In conventional practice, catalytically active rhodium complexes have principally been applied in homogeneous form, in solution in an organic reactant phase. As such, their use has suffered from the difficulties inherent in the recovery of homogeneous catalysts from the reaction products. Effective catalyst recovery has often been a necessity when applying such complexes, because of the value of the complexes and/or because of the requirements for product purity.
As described in U.S. Pat. No. 4,248,802, it is also known that aqueous solutions of rhodium complexes can be applied to catalyze conversions of water-immiscible reactants.
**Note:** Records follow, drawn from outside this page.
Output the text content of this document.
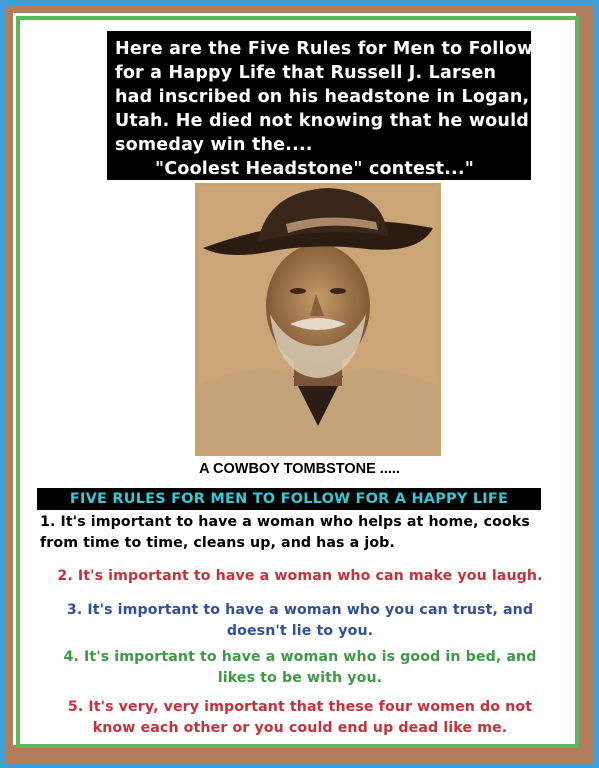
Here are the Five Rules for Men to Follow
for a Happy Life that Russell J. Larsen
had inscribed on his headstone in Logan,
Utah. He died not knowing that he would
someday win the....
"Coolest Headstone" contest..."
A COWBOY TOMBSTONE .....
FIVE RULES FOR MEN TO FOLLOW FOR A HAPPY LIFE
1. It's important to have a woman who helps at home, cooks
from time to time, cleans up, and has a job.
2. It's important to have a woman who can make you laugh.
3. It's important to have a woman who you can trust, and
doesn't lie to you.
4. It's important to have a woman who is good in bed, and
likes to be with you.
5. It's very, very important that these four women do not
know each other or you could end up dead like me.
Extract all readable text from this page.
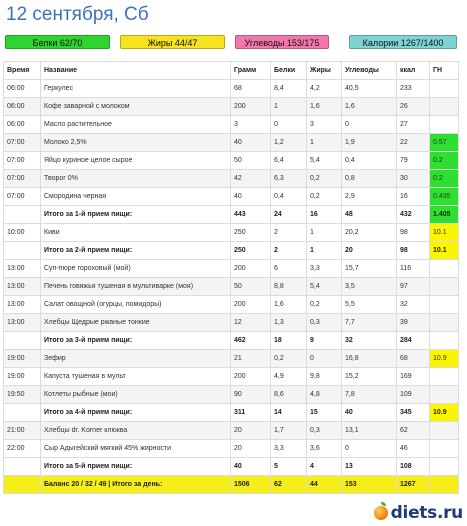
12 сентября, Сб
Белки 62/70	Жиры 44/47	Углеводы 153/175	Калории 1267/1400
Время	Название	Грамм	Белки	Жиры	Углеводы	ккал	ГН
06:00	Геркулес	68	8,4	4,2	40,5	233	
06:00	Кофе заварной с молоком	200	1	1,6	1,6	26	
06:00	Масло растительное	3	0	3	0	27	
07:00	Молоко 2,5%	40	1,2	1	1,9	22	0.57
07:00	Яйцо куриное целое сырое	50	6,4	5,4	0,4	79	0.2
07:00	Творог 0%	42	6,3	0,2	0,8	30	0.2
07:00	Смородина черная	40	0,4	0,2	2,9	16	0.435
	Итого за 1-й прием пищи:	443	24	16	48	432	1.405
10:00	Киви	250	2	1	20,2	98	10.1
	Итого за 2-й прием пищи:	250	2	1	20	98	10.1
13:00	Суп-пюре гороховый (мой)	200	6	3,3	15,7	116	
13:00	Печень говяжья тушеная в мультиварке (моя)	50	8,8	5,4	3,5	97	
13:00	Салат овощной (огурцы, помидоры)	200	1,6	0,2	5,5	32	
13:00	Хлебцы Щедрые ржаные тонкие	12	1,3	0,3	7,7	39	
	Итого за 3-й прием пищи:	462	18	9	32	284	
19:00	Зефир	21	0,2	0	16,8	68	10.9
19:00	Капуста тушеная в мульт	200	4,9	9,8	15,2	169	
19:50	Котлеты рыбные (мои)	90	8,6	4,8	7,8	109	
	Итого за 4-й прием пищи:	311	14	15	40	345	10.9
21:00	Хлебцы dr. Korner клюква	20	1,7	0,3	13,1	62	
22:00	Сыр Адыгейский мягкий 45% жирности	20	3,3	3,6	0	46	
	Итого за 5-й прием пищи:	40	5	4	13	108	
	Баланс 20 / 32 / 49 | Итого за день:	1506	62	44	153	1267	
diets.ru
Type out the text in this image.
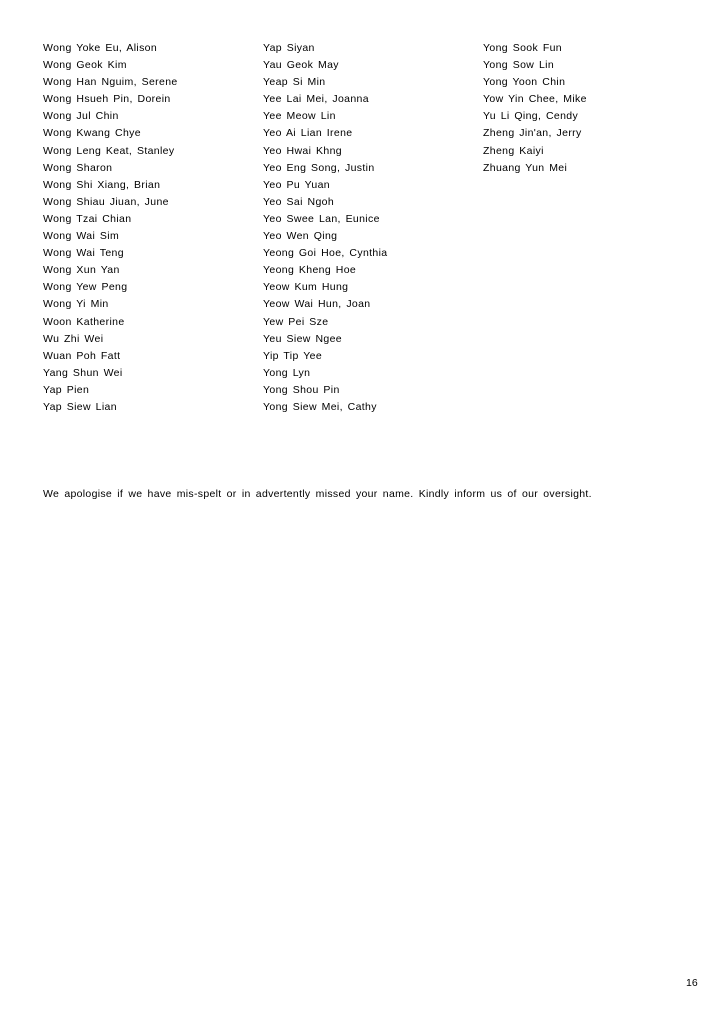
Wong Yoke Eu, Alison
Wong Geok Kim
Wong Han Nguim, Serene
Wong Hsueh Pin, Dorein
Wong Jul Chin
Wong Kwang Chye
Wong Leng Keat, Stanley
Wong Sharon
Wong Shi Xiang, Brian
Wong Shiau Jiuan, June
Wong Tzai Chian
Wong Wai Sim
Wong Wai Teng
Wong Xun Yan
Wong Yew Peng
Wong Yi Min
Woon Katherine
Wu Zhi Wei
Wuan Poh Fatt
Yang Shun Wei
Yap Pien
Yap Siew Lian
Yap Siyan
Yau Geok May
Yeap Si Min
Yee Lai Mei, Joanna
Yee Meow Lin
Yeo Ai Lian Irene
Yeo Hwai Khng
Yeo Eng Song, Justin
Yeo Pu Yuan
Yeo Sai Ngoh
Yeo Swee Lan, Eunice
Yeo Wen Qing
Yeong Goi Hoe, Cynthia
Yeong Kheng Hoe
Yeow Kum Hung
Yeow Wai Hun, Joan
Yew Pei Sze
Yeu Siew Ngee
Yip Tip Yee
Yong Lyn
Yong Shou Pin
Yong Siew Mei, Cathy
Yong Sook Fun
Yong Sow Lin
Yong Yoon Chin
Yow Yin Chee, Mike
Yu Li Qing, Cendy
Zheng Jin'an, Jerry
Zheng Kaiyi
Zhuang Yun Mei
We apologise if we have mis-spelt or in advertently missed your name. Kindly inform us of our oversight.
16
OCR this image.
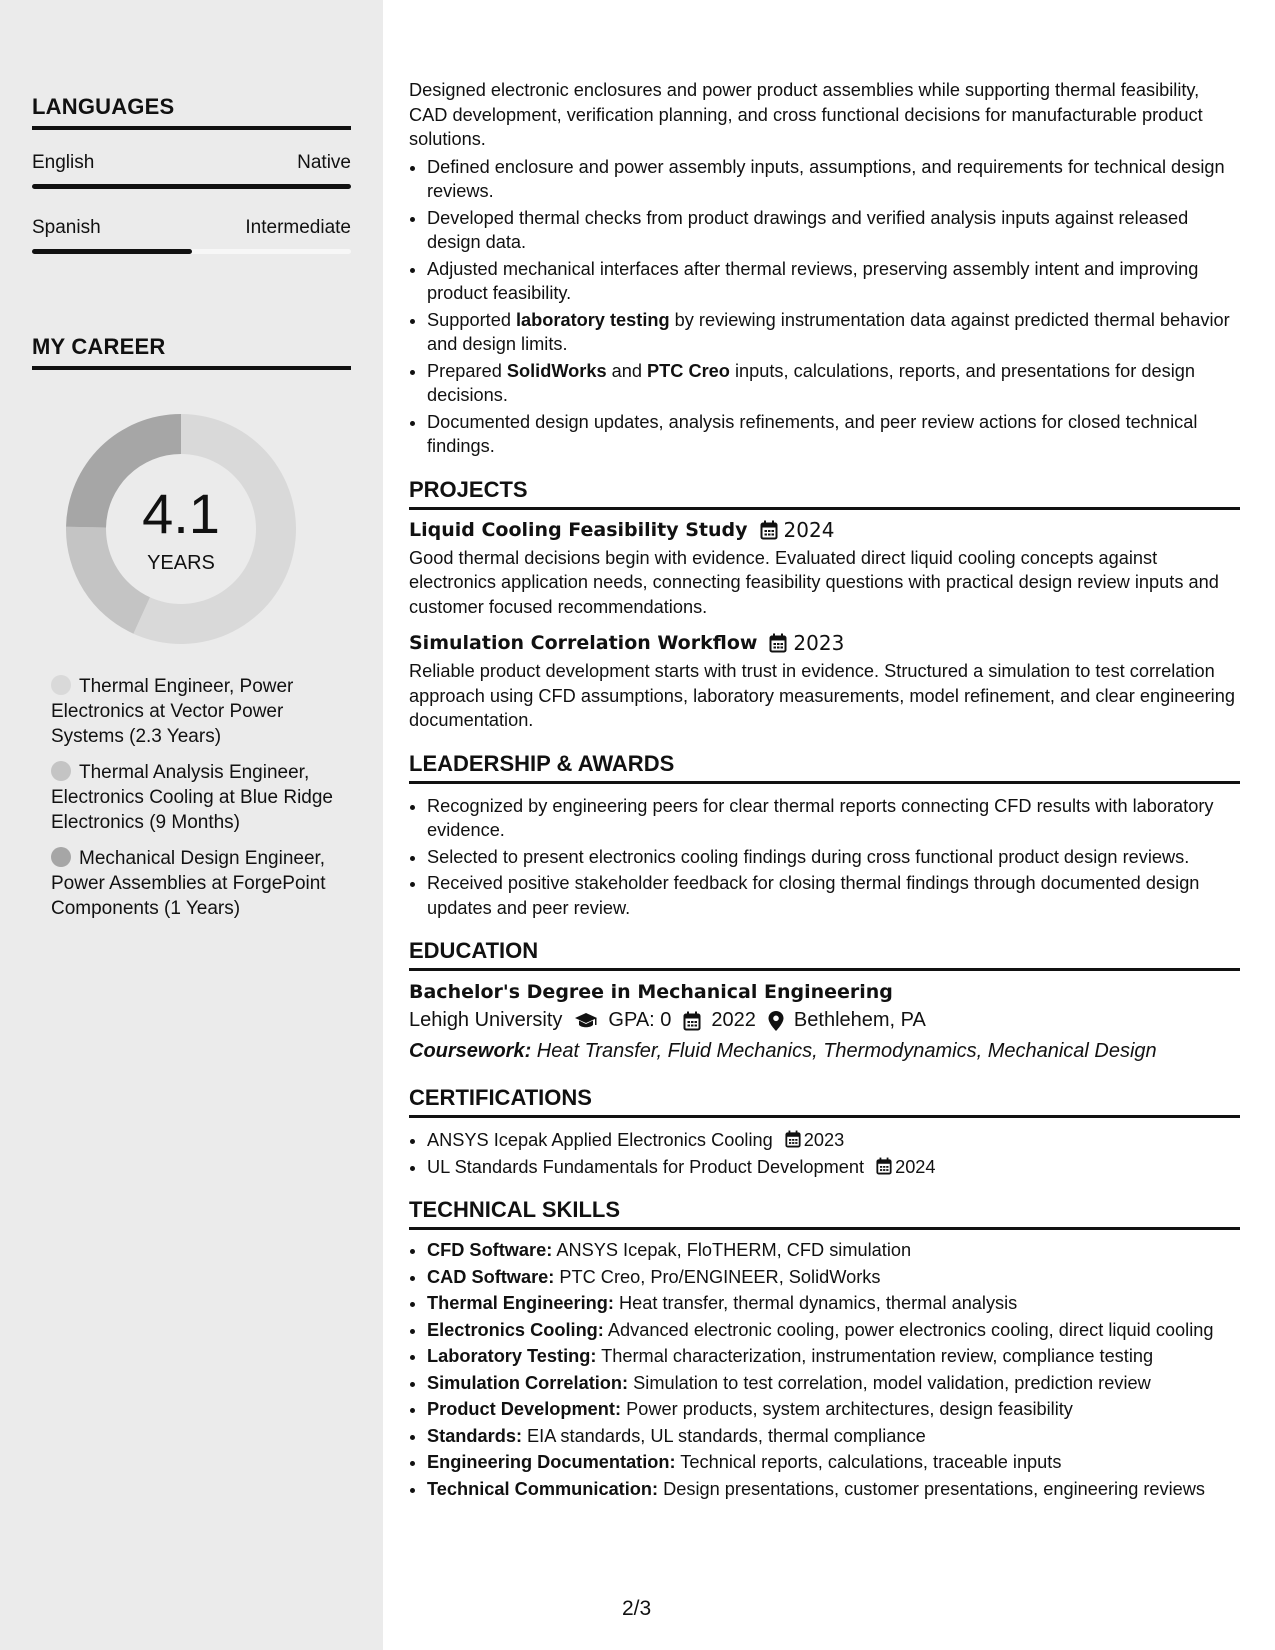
LANGUAGES
English	Native
Spanish	Intermediate
MY CAREER
4.1
YEARS
Thermal Engineer, Power Electronics at Vector Power Systems (2.3 Years)
Thermal Analysis Engineer, Electronics Cooling at Blue Ridge Electronics (9 Months)
Mechanical Design Engineer, Power Assemblies at ForgePoint Components (1 Years)

Designed electronic enclosures and power product assemblies while supporting thermal feasibility, CAD development, verification planning, and cross functional decisions for manufacturable product solutions.

• Defined enclosure and power assembly inputs, assumptions, and requirements for technical design reviews.
• Developed thermal checks from product drawings and verified analysis inputs against released design data.
• Adjusted mechanical interfaces after thermal reviews, preserving assembly intent and improving product feasibility.
• Supported laboratory testing by reviewing instrumentation data against predicted thermal behavior and design limits.
• Prepared SolidWorks and PTC Creo inputs, calculations, reports, and presentations for design decisions.
• Documented design updates, analysis refinements, and peer review actions for closed technical findings.
PROJECTS
Liquid Cooling Feasibility Study 2024

Good thermal decisions begin with evidence. Evaluated direct liquid cooling concepts against electronics application needs, connecting feasibility questions with practical design review inputs and customer focused recommendations.

Simulation Correlation Workflow 2023

Reliable product development starts with trust in evidence. Structured a simulation to test correlation approach using CFD assumptions, laboratory measurements, model refinement, and clear engineering documentation.

LEADERSHIP & AWARDS
• Recognized by engineering peers for clear thermal reports connecting CFD results with laboratory evidence.
• Selected to present electronics cooling findings during cross functional product design reviews.
• Received positive stakeholder feedback for closing thermal findings through documented design updates and peer review.
EDUCATION
Bachelor's Degree in Mechanical Engineering
Lehigh University GPA: 0 2022 Bethlehem, PA
Coursework: Heat Transfer, Fluid Mechanics, Thermodynamics, Mechanical Design
CERTIFICATIONS
• ANSYS Icepak Applied Electronics Cooling 2023
• UL Standards Fundamentals for Product Development 2024
TECHNICAL SKILLS
• CFD Software: ANSYS Icepak, FloTHERM, CFD simulation
• CAD Software: PTC Creo, Pro/ENGINEER, SolidWorks
• Thermal Engineering: Heat transfer, thermal dynamics, thermal analysis
• Electronics Cooling: Advanced electronic cooling, power electronics cooling, direct liquid cooling
• Laboratory Testing: Thermal characterization, instrumentation review, compliance testing
• Simulation Correlation: Simulation to test correlation, model validation, prediction review
• Product Development: Power products, system architectures, design feasibility
• Standards: EIA standards, UL standards, thermal compliance
• Engineering Documentation: Technical reports, calculations, traceable inputs
• Technical Communication: Design presentations, customer presentations, engineering reviews
2/3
However, such immiscible aqueous catalyst solutions have generally exhibited low activity, possibly attributable to the low interfacial area between aqueous and organic phases.
Several catalysts have been reported which support an organometallic complex on a solid surface in the form of a liquid solution in a (nonaqueous) solvent. In conventional practice, such catalyst systems have been applied to promote vapor phase reactions. Condensation of reaction products from the vapor phase onto the surface of the liquid catalyst phase has proven to be troublesome. In cases in which the catalyst support material is a porous solid, product condensation can result in blockage of the pore void spaces. Attempts to solve the problems caused by condensation have generally centered upon increasing the temperatures at which the catalyst is applied, although this in turn has led to loss of catalyst components (e.g., solvents and ligands) through evaporation from the supported liquid phase and to degradation and deactivation of the organometallic complex.
The principal object of this invention is a heterogeneous catalyst system suitable for application in liquid reaction mixtures, which comprises an organometallic complex of rhodium immobilized in a catalytically-active, essentially non-leaching form on a solid surface.